In Rochester, N.Y., every year in early December thousands of crows descend on the city, which tries to shoo them away with loud noises and bright lights.
In Rochester, N.Y., there are telltale signs that the holiday season is underway.
Santa’s workshop opens at the outdoor ice rink downtown. There is the lighting of the pyramid of kegs at the local brewery. Productions of “A Christmas Carol” and “The Nutcracker” begin.
Then there are the tens of thousands of crows that descend on the city every day at dusk in early December, and the fireworks and lasers that are deployed to drive them away.
City officials and wildlife experts estimate upward of 20,000 crows roost downtown nightly.
“It’s like you’re in ‘The Birds,’” said Rachel Kudiba, referring to Alfred Hitchcock’s classic film about birds on a murderous rampage. Ms. Kudiba was one of four U.S. Department of Agriculture Wildlife Services specialists hired by the city to chase and haze the massive groups of crows.
An outbreak of West Nile virus decimated the American crow population in the early 2000s.
But no one would know it by the sight of the cawing, swirling cloud of jet-black crows over the waterfalls of the Genesee River. They come from miles around, wildlife experts say, seeking warmth in the city’s concrete grid and ambient light after foraging in fields.

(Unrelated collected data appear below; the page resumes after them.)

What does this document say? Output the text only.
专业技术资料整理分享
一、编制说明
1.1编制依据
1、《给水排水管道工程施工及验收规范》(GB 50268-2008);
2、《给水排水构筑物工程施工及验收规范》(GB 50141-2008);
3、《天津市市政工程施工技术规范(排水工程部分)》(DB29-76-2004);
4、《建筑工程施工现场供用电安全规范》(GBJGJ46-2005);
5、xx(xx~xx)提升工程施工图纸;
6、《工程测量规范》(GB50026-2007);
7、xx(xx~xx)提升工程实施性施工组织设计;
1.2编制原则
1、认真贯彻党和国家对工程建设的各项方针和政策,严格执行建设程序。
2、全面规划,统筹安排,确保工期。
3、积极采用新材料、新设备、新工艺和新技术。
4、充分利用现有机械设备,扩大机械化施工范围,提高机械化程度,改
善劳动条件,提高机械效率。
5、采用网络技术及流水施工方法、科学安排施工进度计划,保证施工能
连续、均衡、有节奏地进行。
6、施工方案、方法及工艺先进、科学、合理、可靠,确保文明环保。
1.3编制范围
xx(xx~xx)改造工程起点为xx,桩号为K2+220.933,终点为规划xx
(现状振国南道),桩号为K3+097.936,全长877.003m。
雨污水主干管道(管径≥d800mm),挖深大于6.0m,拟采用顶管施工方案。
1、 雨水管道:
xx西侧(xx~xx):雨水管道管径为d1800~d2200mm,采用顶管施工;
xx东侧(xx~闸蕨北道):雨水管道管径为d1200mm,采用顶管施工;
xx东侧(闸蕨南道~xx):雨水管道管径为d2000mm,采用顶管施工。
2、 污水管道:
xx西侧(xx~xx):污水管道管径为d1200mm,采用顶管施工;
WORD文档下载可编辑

The phenomenon plays out in urban centers, with reports of large roosts wintering in upstate New York cities like Albany, Auburn, and Poughkeepsie; in Danville, Ill., in the Midwest; and in Portland, Ore., and Sunnyvale, Calif., in the West.
Many cities have employed scare tactics to ward them off. But few seem as consistent in their regimen as Rochester, where the annual Yuletide ritual of shooing crows began in 2012.